The US Second Circuit Court of Appeals has handed down a ruling in favor of FDNY concluding that a trademark owned by an FDNY paramedic in the name of “Medical Special Operations Conference” cannot be enforce because it is descriptive.
FDNY brought the action following a dispute with medic Juan Henriquez. As explained by the Second Circuit:
- Juan Henriquez is a rescue paramedic with the Fire Department of New York.
- Since 2007, he has been under the FDNY’s “special operations command.”
- In 2009 or 2010, Henriquez attended a conference organized by the Special Operations Medical Association (“SOMA”), a group dedicated to emergency medical response in the military. Henriquez was impressed by SOMA’s offerings-so much so that he and some colleagues began planning their own conferences, which he indicated were “based off of” the SOMA meetings, but geared toward civilian emergency responders.
- Henriquez did not need to look far for a name. He called his gatherings “Medical Special Operations Conferences,” sometimes using the acronym “MSOC.”
- In 2011 and 2012, Henriquez and his colleagues organized two MSOCs, one in Ohio and one in Georgia.
- For six years starting in 2013, Henriquez helped organize annual MSOCs in New York.
- These were called “MSOC at FDNY,” “FDNY MSOC [year],” or “MSOC [year] at FDNY.”
- During that six-year period, Henriquez continued convening MSOCs outside New York, with no FDNY involvement.
- But things started to go sideways. In late 2017, Henriquez came to believe that the FDNY was misusing its MSOC funds.
- The next year, he began asking the FDNY to remove any references to MSOC from its website and printed media. And in 2019, Henriquez participated in his last FDNY MSOC.
- Seeing trouble, Henriquez turned to trademark law. The “core federal trademark statute” is the Lanham Act.
- That statute “establishes a system of federal trademark registration” under the auspices of the U.S. Patent and Trademark Office (“P.T.O.”).
- While registration is not strictly necessary to receive judicial protection, it “gives trademark owners valuable benefits” against potential infringement.
- In late 2019, Henriquez asked the P.T.O. to register the mark “Medical Special Operations Conference” under his name.
- The P.T.O. rejected his application because, in its view, “Medical Special Operations Conference” simply described the events Henriquez organized. Under the Lanham Act, “merely descriptive” marks usually cannot be registered.

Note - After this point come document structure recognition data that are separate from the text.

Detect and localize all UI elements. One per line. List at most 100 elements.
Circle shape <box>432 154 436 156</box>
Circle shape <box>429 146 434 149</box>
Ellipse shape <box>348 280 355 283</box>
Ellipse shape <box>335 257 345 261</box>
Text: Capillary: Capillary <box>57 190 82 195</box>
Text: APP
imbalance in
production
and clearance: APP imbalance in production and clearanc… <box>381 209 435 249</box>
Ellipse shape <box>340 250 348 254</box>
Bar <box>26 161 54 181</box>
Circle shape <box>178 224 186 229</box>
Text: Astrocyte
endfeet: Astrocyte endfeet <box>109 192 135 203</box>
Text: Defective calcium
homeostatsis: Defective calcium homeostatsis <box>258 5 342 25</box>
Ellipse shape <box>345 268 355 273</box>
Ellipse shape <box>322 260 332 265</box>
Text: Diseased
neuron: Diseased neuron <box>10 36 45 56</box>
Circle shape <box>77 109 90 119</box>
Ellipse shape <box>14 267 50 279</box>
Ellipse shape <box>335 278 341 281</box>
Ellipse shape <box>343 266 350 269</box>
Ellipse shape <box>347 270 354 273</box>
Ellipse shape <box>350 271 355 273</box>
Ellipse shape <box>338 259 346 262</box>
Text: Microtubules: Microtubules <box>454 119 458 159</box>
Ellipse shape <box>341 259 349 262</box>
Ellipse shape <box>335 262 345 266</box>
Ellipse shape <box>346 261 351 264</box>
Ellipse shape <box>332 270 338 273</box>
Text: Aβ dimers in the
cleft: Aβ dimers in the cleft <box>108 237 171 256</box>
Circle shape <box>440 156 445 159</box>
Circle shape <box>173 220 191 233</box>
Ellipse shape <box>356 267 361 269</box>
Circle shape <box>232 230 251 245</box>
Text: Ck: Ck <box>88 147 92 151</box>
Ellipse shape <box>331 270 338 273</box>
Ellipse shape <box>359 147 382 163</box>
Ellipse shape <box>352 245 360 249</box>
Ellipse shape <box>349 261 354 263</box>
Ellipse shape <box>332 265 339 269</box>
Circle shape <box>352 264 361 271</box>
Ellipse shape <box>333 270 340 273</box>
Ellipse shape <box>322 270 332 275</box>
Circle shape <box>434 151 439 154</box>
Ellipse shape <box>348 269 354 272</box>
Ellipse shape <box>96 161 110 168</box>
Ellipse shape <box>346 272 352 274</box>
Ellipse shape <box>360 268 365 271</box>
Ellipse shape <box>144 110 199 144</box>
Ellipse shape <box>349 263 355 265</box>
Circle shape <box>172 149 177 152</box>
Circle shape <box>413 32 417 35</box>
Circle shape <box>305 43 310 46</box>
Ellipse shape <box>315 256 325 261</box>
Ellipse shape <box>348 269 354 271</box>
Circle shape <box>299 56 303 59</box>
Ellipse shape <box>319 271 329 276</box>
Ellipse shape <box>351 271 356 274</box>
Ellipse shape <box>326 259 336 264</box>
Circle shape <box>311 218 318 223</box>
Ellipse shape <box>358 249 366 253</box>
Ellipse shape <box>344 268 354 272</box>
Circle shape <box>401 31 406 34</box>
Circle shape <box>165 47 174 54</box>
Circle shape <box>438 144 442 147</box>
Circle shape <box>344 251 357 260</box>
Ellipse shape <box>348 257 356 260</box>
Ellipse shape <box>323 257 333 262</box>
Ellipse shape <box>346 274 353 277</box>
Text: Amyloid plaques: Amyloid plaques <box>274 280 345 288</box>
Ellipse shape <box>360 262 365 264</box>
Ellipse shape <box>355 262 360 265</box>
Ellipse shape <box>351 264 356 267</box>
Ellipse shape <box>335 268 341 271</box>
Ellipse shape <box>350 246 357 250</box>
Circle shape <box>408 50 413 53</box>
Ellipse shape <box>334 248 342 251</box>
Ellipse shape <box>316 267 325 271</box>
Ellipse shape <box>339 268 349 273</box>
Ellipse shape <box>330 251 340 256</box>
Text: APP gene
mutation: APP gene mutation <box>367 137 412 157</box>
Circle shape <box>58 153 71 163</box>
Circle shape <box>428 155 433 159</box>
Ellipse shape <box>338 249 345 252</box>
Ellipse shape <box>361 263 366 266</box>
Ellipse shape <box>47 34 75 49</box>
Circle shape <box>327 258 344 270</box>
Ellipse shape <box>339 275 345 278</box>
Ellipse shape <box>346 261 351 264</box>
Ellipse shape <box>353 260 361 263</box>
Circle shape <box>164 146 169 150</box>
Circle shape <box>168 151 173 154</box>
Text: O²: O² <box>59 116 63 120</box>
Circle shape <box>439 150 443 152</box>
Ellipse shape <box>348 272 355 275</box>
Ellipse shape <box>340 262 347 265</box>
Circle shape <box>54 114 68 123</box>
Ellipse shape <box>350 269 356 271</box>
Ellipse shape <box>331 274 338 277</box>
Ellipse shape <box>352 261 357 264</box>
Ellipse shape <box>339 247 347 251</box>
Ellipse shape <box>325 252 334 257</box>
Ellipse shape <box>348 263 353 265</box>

- That rejection was not the end of the matter.
- The Lanham Act on occasion allows registration even of “descriptive” marks.
- To take advantage of this … an applicant must attest he has been using the mark on a “substantially exclusive and continuous” basis for the five years preceding his application.
- In April 2020, Henriquez amended his application to do just that.
- This time, he was successful: in August 2020, the P.T.O. registered “Medical Special Operations Conference” under Henriquez’s name.
- The FDNY, too, claimed rights over “Medical Special Operations Conference.”
- First, in 2019, the FDNY asked Henriquez to stop using that name for his events.
- Then, in May 2022, following a two-year, pandemic-induced hiatus, the FDNY hosted an MSOC without Henriquez’s involvement.
- Eventually, the FDNY brought this action in which, among other things, it sought cancellation of Henriquez’s trademark.
- Henriquez counterclaimed, alleging, in part, infringement by the FDNY.
The district court agreed with Henriquez concluding that the name is more than just descriptive, has inherent strength as a trademark, and issuing a preliminary injunction against FDNY’s use of it. That prompted the city to appeal. The Second Circuit reversed, concluding that the name “Medical Special Operations Conference” is indeed descriptive. The case was remanded back to the district court for further consideration of the likelihood of confusion, and some ancillary licensing issues, namely: whether FDNY’s use of the trademark was under a license from Henriquez, or whether FDNY’s use during the five year period resulted in Henriquez’s use not being exclusive.